2009 New Zealand budget
- Submitted by: Bill English
- Parliament: Parliament of New Zealand
- Party: National
- Total revenue: ▼$58.8 billion
- Total expenditures: ▲$62.3 billion
- Deficit: -$2.9 billion
- Debt: ▼$15.4 billion (Net) ▼8.7% (Net debt to GDP)

= 2009 New Zealand budget =

The New Zealand budget for fiscal year 2009-2010 was presented to the New Zealand House of Representatives by Finance Minister Bill English on 28 May 2009.

This was the first budget Bill English has presented as Minister of Finance.

== Outline ==
The fifth National Government's first Budget was delivered with the New Zealand economy in recession from the last quarter of 2007, and the effects of the 2008 financial crisis and rising national debt.
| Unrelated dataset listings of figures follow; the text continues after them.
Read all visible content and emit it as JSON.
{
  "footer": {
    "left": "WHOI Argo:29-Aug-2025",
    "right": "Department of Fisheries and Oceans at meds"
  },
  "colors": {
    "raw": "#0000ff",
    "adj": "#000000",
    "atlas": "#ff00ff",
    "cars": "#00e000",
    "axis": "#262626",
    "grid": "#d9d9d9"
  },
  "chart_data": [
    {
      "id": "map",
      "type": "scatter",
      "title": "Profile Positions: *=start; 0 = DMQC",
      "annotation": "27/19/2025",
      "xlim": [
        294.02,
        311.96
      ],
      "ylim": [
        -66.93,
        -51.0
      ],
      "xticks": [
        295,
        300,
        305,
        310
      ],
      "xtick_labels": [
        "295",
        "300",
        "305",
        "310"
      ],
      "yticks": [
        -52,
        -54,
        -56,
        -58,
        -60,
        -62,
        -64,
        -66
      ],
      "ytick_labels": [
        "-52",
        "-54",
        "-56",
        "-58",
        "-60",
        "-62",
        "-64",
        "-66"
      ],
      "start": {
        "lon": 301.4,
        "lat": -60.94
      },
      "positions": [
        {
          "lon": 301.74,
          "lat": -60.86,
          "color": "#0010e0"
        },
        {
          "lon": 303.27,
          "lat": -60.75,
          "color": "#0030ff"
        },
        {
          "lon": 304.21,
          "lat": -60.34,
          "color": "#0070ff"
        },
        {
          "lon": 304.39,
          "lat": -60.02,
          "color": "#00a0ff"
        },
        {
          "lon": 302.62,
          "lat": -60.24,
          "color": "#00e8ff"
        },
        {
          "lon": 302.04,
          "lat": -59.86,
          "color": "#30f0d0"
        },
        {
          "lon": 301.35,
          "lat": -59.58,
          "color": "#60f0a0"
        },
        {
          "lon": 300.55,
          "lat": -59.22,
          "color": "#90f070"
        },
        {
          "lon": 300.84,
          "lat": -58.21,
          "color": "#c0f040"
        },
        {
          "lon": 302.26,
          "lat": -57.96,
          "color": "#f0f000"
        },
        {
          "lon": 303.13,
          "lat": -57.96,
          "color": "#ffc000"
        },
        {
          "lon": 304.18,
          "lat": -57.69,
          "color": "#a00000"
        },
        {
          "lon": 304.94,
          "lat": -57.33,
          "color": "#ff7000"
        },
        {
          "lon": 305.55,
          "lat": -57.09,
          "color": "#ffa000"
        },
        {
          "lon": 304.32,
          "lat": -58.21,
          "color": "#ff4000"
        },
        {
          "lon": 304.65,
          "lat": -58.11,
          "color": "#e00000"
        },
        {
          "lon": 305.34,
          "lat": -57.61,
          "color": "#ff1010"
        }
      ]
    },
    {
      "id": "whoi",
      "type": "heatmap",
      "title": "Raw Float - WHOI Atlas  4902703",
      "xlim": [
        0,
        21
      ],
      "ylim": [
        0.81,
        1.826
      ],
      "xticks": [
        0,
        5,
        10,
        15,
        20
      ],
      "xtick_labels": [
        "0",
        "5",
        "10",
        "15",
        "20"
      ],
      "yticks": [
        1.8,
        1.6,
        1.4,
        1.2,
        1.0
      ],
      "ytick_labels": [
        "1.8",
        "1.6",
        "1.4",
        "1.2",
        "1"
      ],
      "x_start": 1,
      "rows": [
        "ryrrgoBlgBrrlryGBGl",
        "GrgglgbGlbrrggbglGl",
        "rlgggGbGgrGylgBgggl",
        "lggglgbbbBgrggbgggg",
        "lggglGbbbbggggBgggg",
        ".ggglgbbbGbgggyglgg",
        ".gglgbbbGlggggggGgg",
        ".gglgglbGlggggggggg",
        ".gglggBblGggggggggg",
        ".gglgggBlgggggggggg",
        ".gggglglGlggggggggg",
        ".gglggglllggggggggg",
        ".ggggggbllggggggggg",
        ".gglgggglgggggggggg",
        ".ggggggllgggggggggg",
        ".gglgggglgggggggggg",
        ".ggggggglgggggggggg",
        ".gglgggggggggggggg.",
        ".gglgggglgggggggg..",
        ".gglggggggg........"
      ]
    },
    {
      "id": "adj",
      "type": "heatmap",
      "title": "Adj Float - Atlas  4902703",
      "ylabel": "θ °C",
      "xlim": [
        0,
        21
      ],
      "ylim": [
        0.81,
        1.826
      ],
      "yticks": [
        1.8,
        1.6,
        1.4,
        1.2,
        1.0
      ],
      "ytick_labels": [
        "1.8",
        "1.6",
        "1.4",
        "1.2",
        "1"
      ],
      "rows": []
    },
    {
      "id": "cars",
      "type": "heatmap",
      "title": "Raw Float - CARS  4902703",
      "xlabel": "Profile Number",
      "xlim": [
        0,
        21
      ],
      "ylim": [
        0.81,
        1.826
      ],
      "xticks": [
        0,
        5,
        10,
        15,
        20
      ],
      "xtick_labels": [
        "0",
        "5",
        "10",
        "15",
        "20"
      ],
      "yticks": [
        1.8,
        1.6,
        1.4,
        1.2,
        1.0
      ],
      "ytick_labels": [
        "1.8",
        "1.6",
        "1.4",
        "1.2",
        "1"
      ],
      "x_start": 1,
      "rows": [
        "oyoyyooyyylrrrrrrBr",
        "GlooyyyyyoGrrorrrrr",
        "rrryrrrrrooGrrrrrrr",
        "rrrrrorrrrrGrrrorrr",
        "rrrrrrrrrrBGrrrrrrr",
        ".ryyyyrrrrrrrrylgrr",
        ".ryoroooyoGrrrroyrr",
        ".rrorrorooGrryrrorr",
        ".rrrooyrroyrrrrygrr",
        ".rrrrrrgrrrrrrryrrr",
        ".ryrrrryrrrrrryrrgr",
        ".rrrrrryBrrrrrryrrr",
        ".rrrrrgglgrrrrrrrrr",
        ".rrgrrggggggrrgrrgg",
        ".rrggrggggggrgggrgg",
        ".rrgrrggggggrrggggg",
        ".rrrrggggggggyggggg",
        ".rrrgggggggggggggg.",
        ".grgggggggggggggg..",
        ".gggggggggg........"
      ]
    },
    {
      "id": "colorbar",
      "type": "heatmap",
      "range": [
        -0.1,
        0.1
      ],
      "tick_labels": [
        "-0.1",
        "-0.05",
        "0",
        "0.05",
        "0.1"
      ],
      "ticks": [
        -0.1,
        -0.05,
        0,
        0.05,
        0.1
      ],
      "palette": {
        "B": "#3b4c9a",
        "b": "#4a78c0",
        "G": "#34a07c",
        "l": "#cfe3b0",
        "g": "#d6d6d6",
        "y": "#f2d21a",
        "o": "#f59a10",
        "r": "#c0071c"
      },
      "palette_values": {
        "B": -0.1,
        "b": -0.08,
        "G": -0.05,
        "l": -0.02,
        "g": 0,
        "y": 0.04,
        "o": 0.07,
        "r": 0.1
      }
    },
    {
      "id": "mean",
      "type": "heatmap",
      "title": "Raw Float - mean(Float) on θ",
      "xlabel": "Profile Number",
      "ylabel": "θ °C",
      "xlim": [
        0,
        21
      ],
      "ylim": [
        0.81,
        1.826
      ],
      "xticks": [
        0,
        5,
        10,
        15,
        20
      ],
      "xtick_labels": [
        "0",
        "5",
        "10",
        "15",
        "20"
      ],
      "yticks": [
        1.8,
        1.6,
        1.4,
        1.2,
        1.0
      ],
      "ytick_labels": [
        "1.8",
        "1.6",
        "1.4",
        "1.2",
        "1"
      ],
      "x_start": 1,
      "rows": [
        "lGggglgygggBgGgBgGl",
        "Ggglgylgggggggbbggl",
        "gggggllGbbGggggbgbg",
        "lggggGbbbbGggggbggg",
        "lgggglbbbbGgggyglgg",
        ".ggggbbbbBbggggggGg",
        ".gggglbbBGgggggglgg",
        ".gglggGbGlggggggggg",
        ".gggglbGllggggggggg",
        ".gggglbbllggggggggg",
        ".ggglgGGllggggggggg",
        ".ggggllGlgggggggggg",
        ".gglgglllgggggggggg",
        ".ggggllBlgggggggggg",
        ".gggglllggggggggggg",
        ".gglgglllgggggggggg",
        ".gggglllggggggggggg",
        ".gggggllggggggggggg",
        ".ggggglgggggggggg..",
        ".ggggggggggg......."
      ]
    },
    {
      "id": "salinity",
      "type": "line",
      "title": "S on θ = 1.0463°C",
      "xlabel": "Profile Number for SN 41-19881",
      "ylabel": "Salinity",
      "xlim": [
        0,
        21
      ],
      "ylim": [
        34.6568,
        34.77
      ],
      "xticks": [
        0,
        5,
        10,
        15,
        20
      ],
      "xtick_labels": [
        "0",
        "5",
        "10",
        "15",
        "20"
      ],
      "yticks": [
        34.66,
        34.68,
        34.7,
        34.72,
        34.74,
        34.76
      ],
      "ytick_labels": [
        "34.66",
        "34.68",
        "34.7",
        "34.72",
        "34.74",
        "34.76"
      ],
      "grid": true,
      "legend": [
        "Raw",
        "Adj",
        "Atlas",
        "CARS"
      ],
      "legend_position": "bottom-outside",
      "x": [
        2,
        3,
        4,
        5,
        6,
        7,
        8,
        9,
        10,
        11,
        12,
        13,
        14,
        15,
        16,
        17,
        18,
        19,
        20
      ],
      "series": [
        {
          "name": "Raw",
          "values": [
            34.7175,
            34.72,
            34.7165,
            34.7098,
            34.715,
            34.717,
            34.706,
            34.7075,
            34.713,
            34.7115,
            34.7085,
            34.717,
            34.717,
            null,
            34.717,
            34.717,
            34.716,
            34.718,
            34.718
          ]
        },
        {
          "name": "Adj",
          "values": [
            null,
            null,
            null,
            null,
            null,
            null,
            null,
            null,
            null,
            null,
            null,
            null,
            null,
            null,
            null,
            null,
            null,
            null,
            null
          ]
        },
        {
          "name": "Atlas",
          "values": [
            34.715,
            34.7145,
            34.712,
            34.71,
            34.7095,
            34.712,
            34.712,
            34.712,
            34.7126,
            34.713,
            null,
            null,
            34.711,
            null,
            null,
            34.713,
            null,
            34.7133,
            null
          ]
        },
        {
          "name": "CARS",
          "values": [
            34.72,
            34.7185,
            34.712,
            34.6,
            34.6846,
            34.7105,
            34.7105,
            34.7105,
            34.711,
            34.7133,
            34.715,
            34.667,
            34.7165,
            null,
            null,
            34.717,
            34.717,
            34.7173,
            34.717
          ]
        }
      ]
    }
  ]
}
The 2009 Budget included new spending of $5.8 billion to "help maintain economic activity and to support jobs". New spending included a home insulation and clean heating campaign, infrastructure investment and a national cycleway network.

The Budget confirmed 2009 tax cuts but deferred the second and third tranches of planned tax cuts in 2010 and 2011 as "unaffordable". Automatic contributions to the New Zealand Super Fund were suspended. $2 billion of planned spending by the previous Government's was reprioritised.

Budget 2009 forecast gross debt to peak at 43% of GDP in 2016/17.